Kenneth Yuers, a retired teacher who saved several students' lives after a gunman invaded his school in 2017, tells Newsmax that had he been allowed to have his weapon in the classroom, he could have been better prepared to protect the children who were being threatened.
"The last line of defense is a teacher, and it hurts me that these politicians are ideologues," Yuers told Newsmax's "Wake Up America" Thursday.
"You can't get rid of matches to stop people from starting fires, and you can't get rid of guns when there are 350 million of them," Yuers added. "Armed teachers are willing to protect kids."
Yuers explained how he was teaching at the Rancho Tehama Elementary School in rural California in November 2017, when a gunman crashed through the gates of the school.
"I was teaching in a rural school about 20 minutes from a law enforcement response," he recalled. "About one year before November 2017, when the incident took place, I had qualified to get my CCW, concealed carry weapons permit. I'm a veteran in the Air Force, in law enforcement, and I asked the principal, 'Hey, will I be allowed to carry here?' "
The principal said she did not believe the district superintendent would allow that, "so I didn't think much more of it after that," said Yuers.
He recalled how on Nov. 14, 2017, about 10 minutes before school was to start, he heard gunshots and decided to bring children inside, seconds before the gunman rammed the school's gates.
"He had shot at some parents on the way to school, and that's what we had heard and reacted to as he shot his way out of the truck," Yuers said. "I got my kids inside, but unfortunately there are still three students running caught in between the main part of the campus and where I was in my classroom, which was isolated."
Although he didn't see the gunman, he was "able to piece it together."
"He had an AR-15, and he was aiming to shoot them," said Yuers. "I was standing at the door and it was a terrible decision I had to make because I was unarmed.
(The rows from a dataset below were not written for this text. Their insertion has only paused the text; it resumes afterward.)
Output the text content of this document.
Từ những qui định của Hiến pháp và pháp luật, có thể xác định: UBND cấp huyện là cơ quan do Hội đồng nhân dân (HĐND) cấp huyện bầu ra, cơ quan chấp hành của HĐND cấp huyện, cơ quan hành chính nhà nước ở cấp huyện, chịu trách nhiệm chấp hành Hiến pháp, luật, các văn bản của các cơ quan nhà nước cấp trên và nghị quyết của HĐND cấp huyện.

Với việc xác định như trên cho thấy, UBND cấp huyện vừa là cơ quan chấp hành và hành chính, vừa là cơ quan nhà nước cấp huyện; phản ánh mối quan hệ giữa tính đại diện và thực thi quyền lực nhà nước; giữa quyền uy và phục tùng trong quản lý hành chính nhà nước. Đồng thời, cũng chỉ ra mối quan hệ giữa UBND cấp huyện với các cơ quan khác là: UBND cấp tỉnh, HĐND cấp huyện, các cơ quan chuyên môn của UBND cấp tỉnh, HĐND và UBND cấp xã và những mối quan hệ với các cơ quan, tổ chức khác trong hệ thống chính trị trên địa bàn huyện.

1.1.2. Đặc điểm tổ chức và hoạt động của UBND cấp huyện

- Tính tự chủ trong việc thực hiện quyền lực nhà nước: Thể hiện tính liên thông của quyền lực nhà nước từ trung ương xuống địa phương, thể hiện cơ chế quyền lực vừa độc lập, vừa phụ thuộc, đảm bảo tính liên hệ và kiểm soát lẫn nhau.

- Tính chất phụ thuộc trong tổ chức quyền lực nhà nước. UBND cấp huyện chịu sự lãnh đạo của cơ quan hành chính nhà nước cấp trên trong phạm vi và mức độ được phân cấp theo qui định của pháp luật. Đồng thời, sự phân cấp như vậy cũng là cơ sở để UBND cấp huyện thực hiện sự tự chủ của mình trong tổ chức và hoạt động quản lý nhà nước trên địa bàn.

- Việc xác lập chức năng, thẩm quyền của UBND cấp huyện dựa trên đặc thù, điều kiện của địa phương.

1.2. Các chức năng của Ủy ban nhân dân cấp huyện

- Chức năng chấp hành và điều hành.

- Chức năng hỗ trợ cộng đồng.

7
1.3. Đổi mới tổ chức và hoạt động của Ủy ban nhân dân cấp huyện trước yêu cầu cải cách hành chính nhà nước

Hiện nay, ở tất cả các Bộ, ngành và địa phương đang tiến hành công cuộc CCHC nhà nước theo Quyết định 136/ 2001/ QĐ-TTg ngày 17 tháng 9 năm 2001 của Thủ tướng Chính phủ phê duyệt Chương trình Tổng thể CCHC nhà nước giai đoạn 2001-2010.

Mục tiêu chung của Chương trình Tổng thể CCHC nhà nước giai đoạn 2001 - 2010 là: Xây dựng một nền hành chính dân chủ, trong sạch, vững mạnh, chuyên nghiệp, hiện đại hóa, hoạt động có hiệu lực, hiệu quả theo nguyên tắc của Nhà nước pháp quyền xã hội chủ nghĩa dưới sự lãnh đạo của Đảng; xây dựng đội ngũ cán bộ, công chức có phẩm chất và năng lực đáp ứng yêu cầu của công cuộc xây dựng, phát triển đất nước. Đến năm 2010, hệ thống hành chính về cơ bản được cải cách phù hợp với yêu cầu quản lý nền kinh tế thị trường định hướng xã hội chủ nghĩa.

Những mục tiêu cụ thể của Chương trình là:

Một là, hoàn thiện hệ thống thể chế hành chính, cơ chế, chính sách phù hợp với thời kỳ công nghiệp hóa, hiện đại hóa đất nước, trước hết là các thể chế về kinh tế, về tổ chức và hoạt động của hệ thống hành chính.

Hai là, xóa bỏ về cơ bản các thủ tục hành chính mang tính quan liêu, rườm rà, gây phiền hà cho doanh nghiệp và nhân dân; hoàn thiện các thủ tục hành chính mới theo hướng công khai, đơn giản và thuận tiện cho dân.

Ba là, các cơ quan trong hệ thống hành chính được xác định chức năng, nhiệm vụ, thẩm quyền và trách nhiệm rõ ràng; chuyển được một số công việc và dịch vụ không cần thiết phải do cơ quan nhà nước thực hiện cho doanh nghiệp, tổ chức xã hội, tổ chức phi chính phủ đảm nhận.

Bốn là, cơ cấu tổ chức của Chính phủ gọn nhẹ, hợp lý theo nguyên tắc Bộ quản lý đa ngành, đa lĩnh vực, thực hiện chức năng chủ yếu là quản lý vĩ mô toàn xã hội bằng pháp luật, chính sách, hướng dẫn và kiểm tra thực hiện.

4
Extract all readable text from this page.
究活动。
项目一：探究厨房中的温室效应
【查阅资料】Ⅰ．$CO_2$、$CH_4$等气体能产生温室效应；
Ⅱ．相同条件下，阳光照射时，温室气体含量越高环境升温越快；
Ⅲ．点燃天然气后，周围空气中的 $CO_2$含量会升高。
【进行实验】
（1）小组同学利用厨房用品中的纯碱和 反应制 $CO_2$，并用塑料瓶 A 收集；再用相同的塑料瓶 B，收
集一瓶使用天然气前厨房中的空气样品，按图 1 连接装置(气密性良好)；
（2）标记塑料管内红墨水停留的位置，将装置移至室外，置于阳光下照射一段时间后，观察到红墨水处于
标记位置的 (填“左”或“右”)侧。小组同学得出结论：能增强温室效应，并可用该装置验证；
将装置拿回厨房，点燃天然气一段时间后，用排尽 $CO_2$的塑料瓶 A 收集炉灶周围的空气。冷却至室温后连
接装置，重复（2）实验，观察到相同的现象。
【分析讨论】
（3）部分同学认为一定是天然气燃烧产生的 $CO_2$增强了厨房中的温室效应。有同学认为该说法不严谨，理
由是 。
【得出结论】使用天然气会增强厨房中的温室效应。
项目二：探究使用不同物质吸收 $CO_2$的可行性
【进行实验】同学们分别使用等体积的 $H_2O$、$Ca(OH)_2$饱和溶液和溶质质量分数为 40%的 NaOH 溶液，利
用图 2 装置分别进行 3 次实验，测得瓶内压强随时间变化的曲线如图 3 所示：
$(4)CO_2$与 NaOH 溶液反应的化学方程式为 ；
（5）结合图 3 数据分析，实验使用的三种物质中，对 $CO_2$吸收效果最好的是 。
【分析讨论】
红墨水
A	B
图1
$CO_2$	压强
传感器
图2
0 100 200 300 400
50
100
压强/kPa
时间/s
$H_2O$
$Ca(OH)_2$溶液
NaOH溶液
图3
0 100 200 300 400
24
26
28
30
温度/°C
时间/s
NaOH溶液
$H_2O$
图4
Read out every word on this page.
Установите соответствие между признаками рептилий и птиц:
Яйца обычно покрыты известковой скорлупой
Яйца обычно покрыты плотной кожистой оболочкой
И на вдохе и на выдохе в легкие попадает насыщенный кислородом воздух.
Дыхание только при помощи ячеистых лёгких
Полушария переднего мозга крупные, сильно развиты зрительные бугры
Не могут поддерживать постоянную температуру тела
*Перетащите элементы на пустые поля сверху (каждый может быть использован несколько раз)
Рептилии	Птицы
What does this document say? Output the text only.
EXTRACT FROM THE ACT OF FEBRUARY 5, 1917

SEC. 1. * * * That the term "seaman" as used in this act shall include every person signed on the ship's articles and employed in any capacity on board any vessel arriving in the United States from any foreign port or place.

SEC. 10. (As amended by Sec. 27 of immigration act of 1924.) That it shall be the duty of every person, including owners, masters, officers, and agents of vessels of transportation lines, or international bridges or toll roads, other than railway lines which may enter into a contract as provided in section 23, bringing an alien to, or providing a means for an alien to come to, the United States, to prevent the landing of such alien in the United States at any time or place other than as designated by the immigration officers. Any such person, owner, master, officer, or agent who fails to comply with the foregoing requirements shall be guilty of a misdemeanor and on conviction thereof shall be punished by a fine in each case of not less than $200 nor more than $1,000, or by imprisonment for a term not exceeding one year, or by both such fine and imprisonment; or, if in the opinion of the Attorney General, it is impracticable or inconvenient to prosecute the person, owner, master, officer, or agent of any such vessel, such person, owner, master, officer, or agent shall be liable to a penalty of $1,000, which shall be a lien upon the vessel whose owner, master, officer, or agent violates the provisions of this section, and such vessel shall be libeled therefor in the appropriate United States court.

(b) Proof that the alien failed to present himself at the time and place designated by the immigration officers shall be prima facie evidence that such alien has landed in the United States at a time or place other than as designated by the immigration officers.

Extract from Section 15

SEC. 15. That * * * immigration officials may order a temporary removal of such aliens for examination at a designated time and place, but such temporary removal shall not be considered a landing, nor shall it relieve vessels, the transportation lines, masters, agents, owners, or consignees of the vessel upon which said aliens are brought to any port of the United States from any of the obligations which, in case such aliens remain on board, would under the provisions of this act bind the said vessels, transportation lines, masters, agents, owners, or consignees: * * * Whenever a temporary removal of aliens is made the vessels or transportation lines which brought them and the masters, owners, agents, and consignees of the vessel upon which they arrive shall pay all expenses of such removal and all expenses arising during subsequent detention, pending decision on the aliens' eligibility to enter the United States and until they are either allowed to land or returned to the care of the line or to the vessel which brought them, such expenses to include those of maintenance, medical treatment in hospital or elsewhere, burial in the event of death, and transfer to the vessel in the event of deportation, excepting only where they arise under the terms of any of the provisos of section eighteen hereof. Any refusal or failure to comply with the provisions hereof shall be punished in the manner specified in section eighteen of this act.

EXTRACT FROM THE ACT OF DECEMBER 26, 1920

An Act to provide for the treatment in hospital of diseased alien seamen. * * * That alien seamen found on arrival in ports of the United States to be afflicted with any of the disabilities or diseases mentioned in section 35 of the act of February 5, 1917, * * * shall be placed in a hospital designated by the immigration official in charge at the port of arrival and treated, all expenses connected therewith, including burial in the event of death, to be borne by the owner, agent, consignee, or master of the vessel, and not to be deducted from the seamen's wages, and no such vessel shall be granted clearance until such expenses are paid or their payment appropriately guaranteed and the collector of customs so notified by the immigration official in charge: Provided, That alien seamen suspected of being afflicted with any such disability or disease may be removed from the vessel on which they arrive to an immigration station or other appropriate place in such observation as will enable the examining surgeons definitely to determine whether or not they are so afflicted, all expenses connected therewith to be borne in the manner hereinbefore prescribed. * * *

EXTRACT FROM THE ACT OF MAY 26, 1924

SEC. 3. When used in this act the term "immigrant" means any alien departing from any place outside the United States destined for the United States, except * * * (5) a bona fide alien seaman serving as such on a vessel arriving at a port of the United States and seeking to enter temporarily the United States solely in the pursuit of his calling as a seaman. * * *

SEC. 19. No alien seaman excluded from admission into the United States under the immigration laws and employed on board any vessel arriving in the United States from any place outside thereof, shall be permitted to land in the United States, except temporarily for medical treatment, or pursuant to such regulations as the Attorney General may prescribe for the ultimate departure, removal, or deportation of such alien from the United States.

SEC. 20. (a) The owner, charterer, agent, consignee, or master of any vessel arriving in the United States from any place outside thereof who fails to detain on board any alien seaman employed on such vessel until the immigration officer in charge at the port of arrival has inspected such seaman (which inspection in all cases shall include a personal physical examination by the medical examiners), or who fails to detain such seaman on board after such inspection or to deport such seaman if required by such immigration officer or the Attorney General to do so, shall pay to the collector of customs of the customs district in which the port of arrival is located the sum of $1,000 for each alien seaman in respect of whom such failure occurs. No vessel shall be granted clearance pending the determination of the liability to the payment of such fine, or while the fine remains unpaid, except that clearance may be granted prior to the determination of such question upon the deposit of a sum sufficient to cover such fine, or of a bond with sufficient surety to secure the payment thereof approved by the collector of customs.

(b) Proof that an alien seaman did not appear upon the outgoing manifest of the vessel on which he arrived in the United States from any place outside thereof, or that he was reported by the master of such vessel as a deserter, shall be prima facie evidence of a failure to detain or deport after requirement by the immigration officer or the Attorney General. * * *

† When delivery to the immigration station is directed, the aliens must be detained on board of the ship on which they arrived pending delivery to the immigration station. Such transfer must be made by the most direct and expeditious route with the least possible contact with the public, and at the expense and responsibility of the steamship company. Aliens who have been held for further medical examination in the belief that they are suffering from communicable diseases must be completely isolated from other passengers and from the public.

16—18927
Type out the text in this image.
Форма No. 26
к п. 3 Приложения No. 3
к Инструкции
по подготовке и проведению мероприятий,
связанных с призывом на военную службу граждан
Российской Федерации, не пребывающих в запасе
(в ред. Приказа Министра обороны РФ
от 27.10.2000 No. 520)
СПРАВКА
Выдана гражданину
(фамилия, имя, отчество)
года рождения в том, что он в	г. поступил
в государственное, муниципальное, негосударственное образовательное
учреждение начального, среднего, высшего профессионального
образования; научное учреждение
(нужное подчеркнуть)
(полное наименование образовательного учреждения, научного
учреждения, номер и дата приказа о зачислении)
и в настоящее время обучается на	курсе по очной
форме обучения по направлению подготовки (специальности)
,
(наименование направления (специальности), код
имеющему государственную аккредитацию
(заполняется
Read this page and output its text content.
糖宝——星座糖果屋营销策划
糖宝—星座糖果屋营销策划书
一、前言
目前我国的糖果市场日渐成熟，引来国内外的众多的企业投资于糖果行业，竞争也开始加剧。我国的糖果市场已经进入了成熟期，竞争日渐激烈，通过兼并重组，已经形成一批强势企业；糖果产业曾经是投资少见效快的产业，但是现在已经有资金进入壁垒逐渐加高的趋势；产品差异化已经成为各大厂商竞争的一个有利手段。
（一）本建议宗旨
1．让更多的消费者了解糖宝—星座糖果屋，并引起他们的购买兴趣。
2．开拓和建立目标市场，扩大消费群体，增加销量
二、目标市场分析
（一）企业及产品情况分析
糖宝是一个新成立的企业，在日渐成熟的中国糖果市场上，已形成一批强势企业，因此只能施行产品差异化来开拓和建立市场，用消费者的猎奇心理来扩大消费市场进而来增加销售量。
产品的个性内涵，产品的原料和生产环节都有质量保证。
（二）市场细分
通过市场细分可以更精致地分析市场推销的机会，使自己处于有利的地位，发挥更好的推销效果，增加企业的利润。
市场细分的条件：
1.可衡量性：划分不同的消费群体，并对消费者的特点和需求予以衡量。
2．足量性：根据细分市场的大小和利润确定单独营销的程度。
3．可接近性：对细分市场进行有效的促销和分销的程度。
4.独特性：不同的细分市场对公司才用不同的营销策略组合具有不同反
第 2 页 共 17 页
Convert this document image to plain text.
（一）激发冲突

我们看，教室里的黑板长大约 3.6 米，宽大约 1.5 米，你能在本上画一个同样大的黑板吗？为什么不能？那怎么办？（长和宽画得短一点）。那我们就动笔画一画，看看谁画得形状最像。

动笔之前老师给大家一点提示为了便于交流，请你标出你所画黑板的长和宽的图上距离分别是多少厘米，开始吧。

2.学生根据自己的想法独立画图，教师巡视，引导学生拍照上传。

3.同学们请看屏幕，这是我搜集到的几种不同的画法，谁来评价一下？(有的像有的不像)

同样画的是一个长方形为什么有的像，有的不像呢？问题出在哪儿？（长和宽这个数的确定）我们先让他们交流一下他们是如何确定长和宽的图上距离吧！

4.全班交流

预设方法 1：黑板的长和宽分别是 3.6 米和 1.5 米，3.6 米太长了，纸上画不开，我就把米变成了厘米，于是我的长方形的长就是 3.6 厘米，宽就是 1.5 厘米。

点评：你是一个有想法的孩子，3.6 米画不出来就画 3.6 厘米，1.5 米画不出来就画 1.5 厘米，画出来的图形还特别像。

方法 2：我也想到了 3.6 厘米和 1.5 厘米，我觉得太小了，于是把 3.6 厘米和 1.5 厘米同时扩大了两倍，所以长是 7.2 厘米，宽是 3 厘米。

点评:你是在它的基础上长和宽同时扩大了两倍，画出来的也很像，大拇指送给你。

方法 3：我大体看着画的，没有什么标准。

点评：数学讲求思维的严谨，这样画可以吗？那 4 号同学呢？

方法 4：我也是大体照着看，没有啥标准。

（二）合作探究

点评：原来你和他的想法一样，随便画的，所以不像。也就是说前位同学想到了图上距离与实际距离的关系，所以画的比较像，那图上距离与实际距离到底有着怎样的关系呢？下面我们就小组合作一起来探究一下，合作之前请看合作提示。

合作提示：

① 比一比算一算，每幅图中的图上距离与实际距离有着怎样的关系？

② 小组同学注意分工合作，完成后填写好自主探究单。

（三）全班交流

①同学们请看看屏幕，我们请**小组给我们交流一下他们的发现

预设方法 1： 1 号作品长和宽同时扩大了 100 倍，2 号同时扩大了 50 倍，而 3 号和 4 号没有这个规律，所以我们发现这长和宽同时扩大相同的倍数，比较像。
Do I potentially get shot, becoming a doorstop?"
Yuers was able to barricade the classroom's door with a computer charging cart, and told the 18 children, in fourth and fifth grades, to get down on the ground, according to a Time article written in the days after the attack.
The shooter got in, Yuers told Newsmax, but "by the grace of God or something, his gun jammed, and by the time he got it unjammed our custodian came around from the main part of campus. He drew the gunfire."
And now, as the shootings at Robb Elementary School in Uvalde, Texas, continue to shock the nation, Yuers says he is a strong proponent of arming teachers, but only if they want to hold weapons and be trained voluntarily.
The teachers must be trained properly and they must be licensed, he added.
"It has to be voluntary," he added. "Nobody should be forced, but willing to protect those kids, and not be in a situation where I had to put a Chromebook cart up against the door."
Yuers said if he'd been armed, he could have used the cart as a defense tool as he took out his weapon.
Until an attack happens, he added, the teachers' guns should never be un-holstered, "unless you're saving a life. It should be out of sight. Only the administrator needs to know it's even there."
According to a Los Angeles Times report after the Rancho Tehama shooting, just one child at the school was injured after the gunman, who came to the school during a rampage in the community, entered the school property.
He'd tried to enter other classrooms but was blocked and the school was quickly locked down, which officials said helped keep children from being killed.